県議会では与野党が徹夜の激しい攻防を展開したが、本会議の採決では、提案した自民、県民の会、新進沖縄の3会派と無所属の25人が賛成、社民・護憲など野党19人が反対し、これまで県内移設に反対だった公明2人は退席した。

 この要請決議案の可決を受けて県による移設候補地の選定は、1999年内決着に向けて、名護市辺野古地区の米軍キャンプ・シュワブ周辺を軸に一気に進み、名護市長は、年内の受け入れ表明を前提に、騒音などの基地被害の対策や政府の地域振興策の確約などの条件を提示するために、県側と日程などの事前協議を始めていた。

 稲嶺沖縄県知事は、移設先を政府に提示する際には、政府が難色を示している「軍民共用空港で米軍の使用期限は15年」の条件は譲らないことを強調。さらに政府が口にする普天間の跡地利用での特別立法や移設先の振興策発言に関しては、「抽象的な地域振興でなく1歩でも2歩でも掘り下げたい」など、意欲を示していたが、現実には15年使用の期限設定は、アメリカ側と日本政府の間の「了解事項」にも類する「最低でも40年は使用する」という申し合わせが存在し、アメリカ国防総省も「われわれは米軍の沖縄駐留期限を設けることを望んでいない」「使用期限を検討するのは時期尚早。日米両政府が時間をかけて協議する問題」と述べるなど、受け入れ困難との立場を示しているために、現実には無理、というのが実情だ。
 ただし、軍民共用空港に関しては「沖縄の人々の役に立つなら受け入れる」としている。

 いずれにしても「使用期限」に関しては、政府も期限を明確にしない方向で決着させる模様だ。

 また、名護市の岸本建男市長は、受け入れ表明の際、市長を辞任して出直し市長選に出馬することで受け入れの是非を市民に問う考えだったが、政府と県当局が市長に慎重な対応を強く求めたのに加えて、反対派住民によるリコール(解職請求)運動が予想された状況よりも広がっていないことから、市長を辞任しない意向を固めると共に、今後は、リコール署名が集まらないよう市民に理解を求めていく方針に転換した。

 一方、市長のリコール署名を準備している反対派は、「受任者が800人を超え、リコール後の市長選を想定した候補者の選考作業も詰めの段階に入った」「手続き的な面では、署名集めはいつでも取り組める態勢にある」ことを明らかにし、「なぜリコールが必要なのか」を市民に説明する街頭宣伝や看板の設置、地域での学習会の開催などを進めていく、としているが、依然として足踏み状態が続いている。

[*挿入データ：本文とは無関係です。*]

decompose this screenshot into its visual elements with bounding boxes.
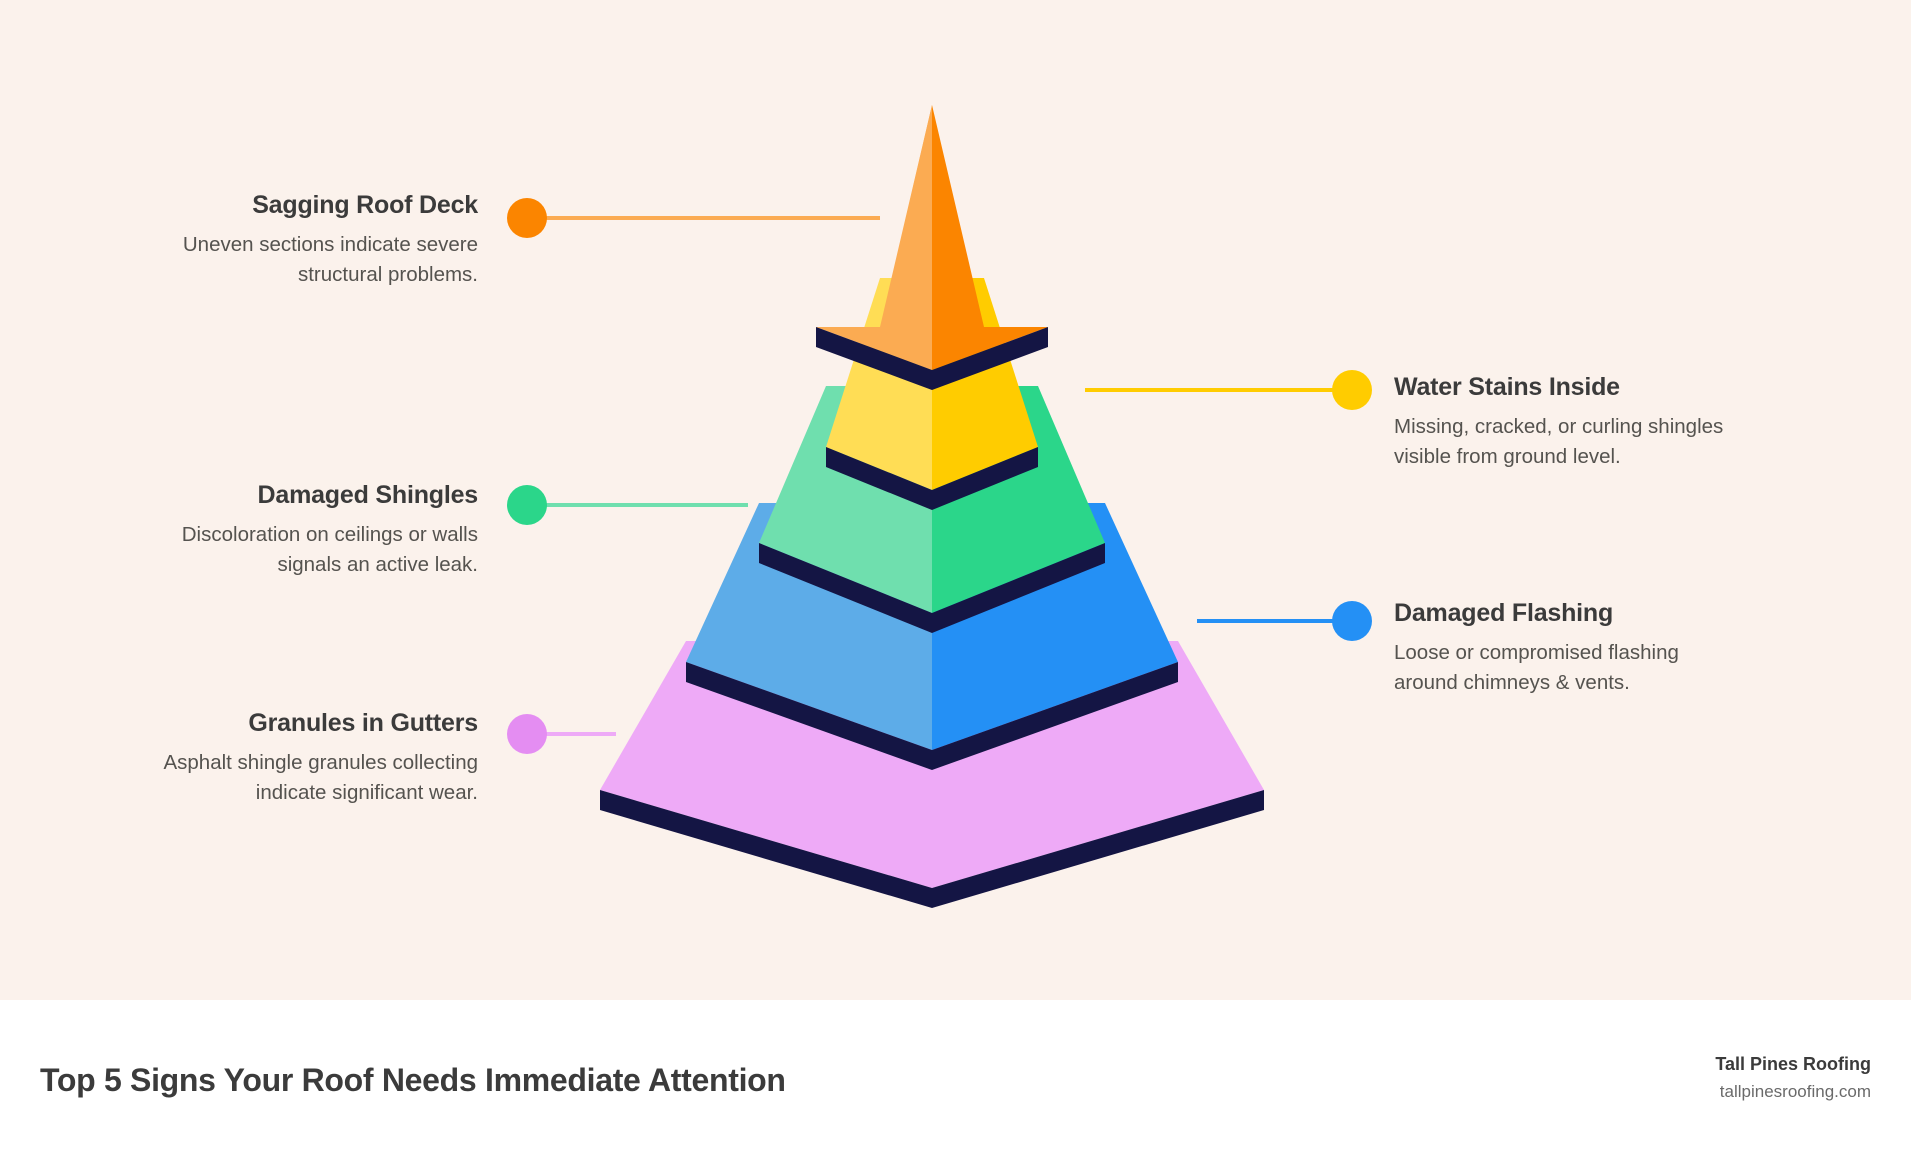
connector-dot-4[interactable]	[1332, 601, 1372, 641]
legend-title-1: Sagging Roof Deck	[148, 190, 478, 221]
legend-desc-3: Discoloration on ceilings or walls signa…	[148, 520, 478, 579]
legend-item-damaged-flashing[interactable]: Damaged Flashing Loose or compromised fl…	[1394, 598, 1724, 698]
legend-item-sagging-roof-deck[interactable]: Sagging Roof Deck Uneven sections indica…	[148, 190, 478, 290]
connector-dot-1[interactable]	[507, 198, 547, 238]
legend-title-4: Damaged Flashing	[1394, 598, 1724, 629]
chart-canvas: Sagging Roof Deck Uneven sections indica…	[0, 0, 1911, 1000]
brand-url: tallpinesroofing.com	[1715, 1080, 1871, 1104]
legend-title-5: Granules in Gutters	[148, 708, 478, 739]
legend-desc-1: Uneven sections indicate severe structur…	[148, 230, 478, 289]
legend-title-2: Water Stains Inside	[1394, 372, 1724, 403]
tier-1-face-right	[932, 105, 1048, 370]
legend-desc-2: Missing, cracked, or curling shingles vi…	[1394, 412, 1724, 471]
legend-desc-5: Asphalt shingle granules collecting indi…	[148, 748, 478, 807]
connector-dot-2[interactable]	[1332, 370, 1372, 410]
brand-name: Tall Pines Roofing	[1715, 1052, 1871, 1077]
brand-block: Tall Pines Roofing tallpinesroofing.com	[1715, 1052, 1871, 1104]
legend-title-3: Damaged Shingles	[148, 480, 478, 511]
footer-bar: Top 5 Signs Your Roof Needs Immediate At…	[0, 1000, 1911, 1160]
connector-dot-5[interactable]	[507, 714, 547, 754]
legend-item-water-stains-inside[interactable]: Water Stains Inside Missing, cracked, or…	[1394, 372, 1724, 472]
legend-desc-4: Loose or compromised flashing around chi…	[1394, 638, 1724, 697]
connector-dot-3[interactable]	[507, 485, 547, 525]
legend-item-damaged-shingles[interactable]: Damaged Shingles Discoloration on ceilin…	[148, 480, 478, 580]
legend-item-granules-in-gutters[interactable]: Granules in Gutters Asphalt shingle gran…	[148, 708, 478, 808]
pyramid-tier-1[interactable]	[816, 105, 1048, 390]
tier-1-face-left-full	[816, 105, 932, 370]
infographic-root: Sagging Roof Deck Uneven sections indica…	[0, 0, 1911, 1160]
page-title: Top 5 Signs Your Roof Needs Immediate At…	[40, 1062, 786, 1099]
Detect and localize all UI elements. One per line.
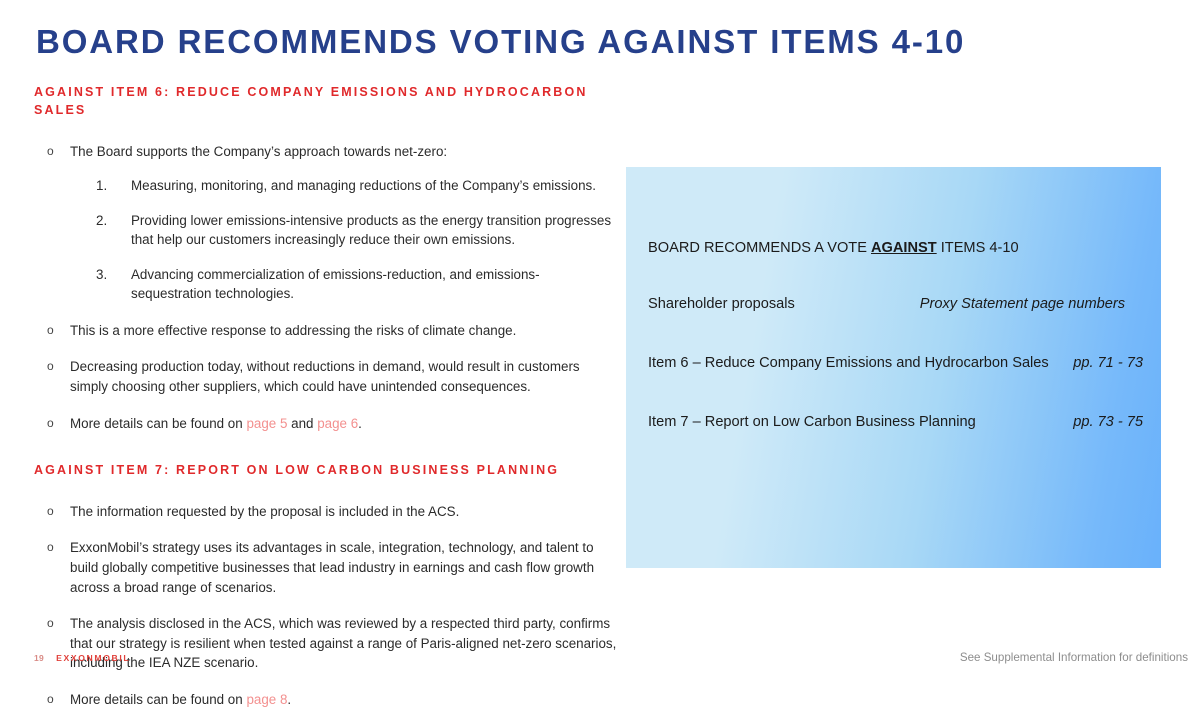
list-item-more-details-6: More details can be found on page 5 and … (34, 414, 619, 434)
list-item: ExxonMobil’s strategy uses its advantage… (34, 538, 619, 597)
more-details-prefix: More details can be found on (70, 692, 246, 707)
slide-canvas: BOARD RECOMMENDS VOTING AGAINST ITEMS 4-… (0, 0, 1200, 675)
recommendation-panel-content: BOARD RECOMMENDS A VOTE AGAINST ITEMS 4-… (648, 239, 1143, 432)
footer-left: 19 EXXONMOBIL (34, 653, 130, 663)
panel-title-emphasis: AGAINST (871, 240, 937, 256)
section-heading-item-7: AGAINST ITEM 7: REPORT ON LOW CARBON BUS… (34, 462, 619, 480)
list-item: 1. Measuring, monitoring, and managing r… (96, 176, 619, 196)
list-item-text: Advancing commercialization of emissions… (131, 267, 540, 302)
panel-column-headers: Shareholder proposals Proxy Statement pa… (648, 295, 1143, 314)
list-item-text: Providing lower emissions-intensive prod… (131, 213, 611, 248)
page-link-5[interactable]: page 5 (246, 416, 287, 431)
bullet-text: ExxonMobil’s strategy uses its advantage… (70, 540, 594, 594)
more-details-middle: and (287, 416, 317, 431)
page-link-6[interactable]: page 6 (317, 416, 358, 431)
more-details-prefix: More details can be found on (70, 416, 246, 431)
list-marker: 3. (96, 265, 118, 285)
page-link-8[interactable]: page 8 (246, 692, 287, 707)
panel-row-pages: pp. 71 - 73 (1073, 354, 1143, 373)
bullet-list-item-7: The information requested by the proposa… (34, 502, 619, 709)
more-details-suffix: . (358, 416, 362, 431)
left-content-column: AGAINST ITEM 6: REDUCE COMPANY EMISSIONS… (34, 84, 619, 709)
section-heading-item-6: AGAINST ITEM 6: REDUCE COMPANY EMISSIONS… (34, 84, 619, 120)
list-item: This is a more effective response to add… (34, 321, 619, 341)
numbered-list: 1. Measuring, monitoring, and managing r… (96, 176, 619, 304)
panel-column-header-left: Shareholder proposals (648, 295, 795, 314)
footer-note: See Supplemental Information for definit… (960, 651, 1188, 664)
list-item-more-details-7: More details can be found on page 8. (34, 690, 619, 709)
list-item: The Board supports the Company’s approac… (34, 142, 619, 304)
recommendation-panel: BOARD RECOMMENDS A VOTE AGAINST ITEMS 4-… (626, 167, 1161, 568)
bullet-text: This is a more effective response to add… (70, 323, 516, 338)
page-title: BOARD RECOMMENDS VOTING AGAINST ITEMS 4-… (36, 24, 965, 60)
bullet-text: The analysis disclosed in the ACS, which… (70, 616, 616, 670)
list-item: The information requested by the proposa… (34, 502, 619, 522)
more-details-suffix: . (287, 692, 291, 707)
panel-title-before: BOARD RECOMMENDS A VOTE (648, 240, 871, 256)
panel-row-label: Item 6 – Reduce Company Emissions and Hy… (648, 354, 1049, 373)
panel-column-header-right: Proxy Statement page numbers (920, 295, 1143, 314)
bullet-list-item-6: The Board supports the Company’s approac… (34, 142, 619, 434)
panel-row-label: Item 7 – Report on Low Carbon Business P… (648, 413, 976, 432)
list-item: The analysis disclosed in the ACS, which… (34, 614, 619, 673)
list-item: 3. Advancing commercialization of emissi… (96, 265, 619, 304)
panel-row-item-6: Item 6 – Reduce Company Emissions and Hy… (648, 354, 1143, 373)
footer-page-number: 19 (34, 653, 44, 663)
bullet-text: The information requested by the proposa… (70, 504, 459, 519)
list-marker: 2. (96, 211, 118, 231)
list-marker: 1. (96, 176, 118, 196)
bullet-text: The Board supports the Company’s approac… (70, 144, 447, 159)
recommendation-panel-title: BOARD RECOMMENDS A VOTE AGAINST ITEMS 4-… (648, 239, 1143, 258)
panel-row-item-7: Item 7 – Report on Low Carbon Business P… (648, 413, 1143, 432)
footer-brand-logo: EXXONMOBIL (56, 653, 130, 663)
list-item-text: Measuring, monitoring, and managing redu… (131, 178, 596, 193)
numbered-sublist-wrapper: 1. Measuring, monitoring, and managing r… (70, 176, 619, 304)
panel-title-after: ITEMS 4-10 (937, 240, 1019, 256)
panel-row-pages: pp. 73 - 75 (1073, 413, 1143, 432)
list-item: Decreasing production today, without red… (34, 357, 619, 396)
bullet-text: Decreasing production today, without red… (70, 359, 580, 394)
list-item: 2. Providing lower emissions-intensive p… (96, 211, 619, 250)
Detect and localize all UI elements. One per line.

 アメリカ軍普天間飛行場の代替施設の使用期限を15年とするよう沖縄県と移設先の名護市が要求している問題についてコーエン国防長官は3月17日、日本記者クラブでの会見で「われわれは常に、実際の脅威に基づいて安保関係を討議しており、人為的な限定で決まるものではない。日本との安保関係も同じで、日本側もそうした政策を支持しているし、日米安保共同宣言によって順守されている」と使用期限の設定を明確に拒否する発言を行なった。
 沖縄県知事、名護市長ともに、県内移設受け入れの条件として「15年の使用期限設定」を明言しているが、実現不可能はこれで必至の情勢になった。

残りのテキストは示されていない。